Eastern Wisdom + Contemplative AI
Who wrote the Avadhuta Gita?
The Avadhuta Gita is traditionally attributed to the sage Dattatreya, who is revered in Hindu tradition as an incarnation of the divine trinity—Brahma, Vishnu, and Shiva. Within the spiritual imagination of India, Dattatreya stands as a paradigmatic figure of the liberated being, one who has gone beyond conventional boundaries and embodies the non-dual wisdom that the text itself proclaims. This traditional attribution is not merely a matter of historical curiosity; it reflects how generations of seekers have understood the voice that speaks through the scripture’s radical declarations of Advaita.

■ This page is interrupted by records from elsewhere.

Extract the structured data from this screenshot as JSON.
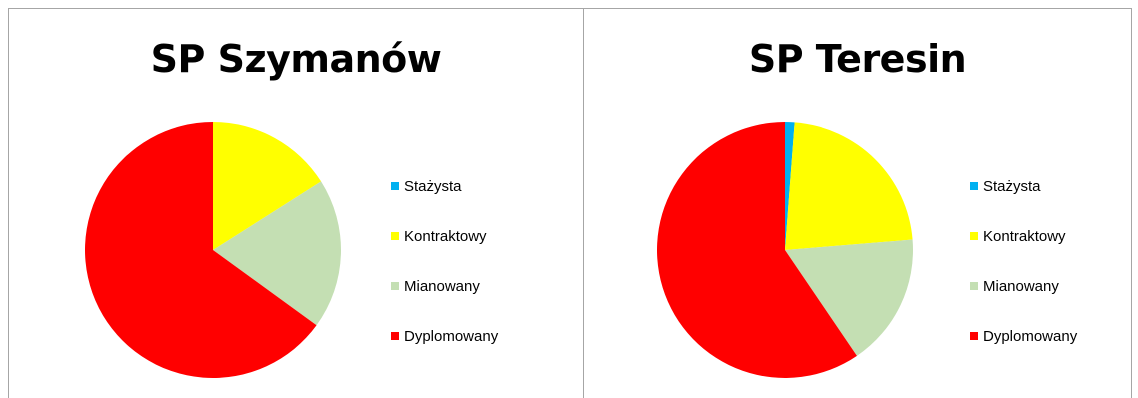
{
  "chart_data": [
    {
      "type": "pie",
      "title": "SP Szymanów",
      "categories": [
        "Stażysta",
        "Kontraktowy",
        "Mianowany",
        "Dyplomowany"
      ],
      "values": [
        0,
        16,
        19,
        65
      ],
      "colors": [
        "#00b0f0",
        "#ffff00",
        "#c4dfb3",
        "#ff0000"
      ],
      "legend": "right"
    },
    {
      "type": "pie",
      "title": "SP Teresin",
      "categories": [
        "Stażysta",
        "Kontraktowy",
        "Mianowany",
        "Dyplomowany"
      ],
      "values": [
        1.2,
        22.5,
        16.8,
        59.5
      ],
      "colors": [
        "#00b0f0",
        "#ffff00",
        "#c4dfb3",
        "#ff0000"
      ],
      "legend": "right"
    }
  ]
}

At the same time, the precise historical authorship of the Avadhuta Gita is uncertain and remains a matter of scholarly debate. The work is best regarded as a collection or crystallization of teachings associated with Dattatreya rather than a text that can be confidently assigned to a single, identifiable historical author. In that sense, the name “Dattatreya” functions as both a spiritual symbol and a traditional ascription, pointing to a lineage of insight rather than a clearly documented individual writer. For those drawn to its teachings, this ambiguity can itself be instructive: the scripture’s message of non-duality is voiced through a figure whose historical contours are indistinct, mirroring the way Advaita dissolves fixed identities into a larger, undivided reality.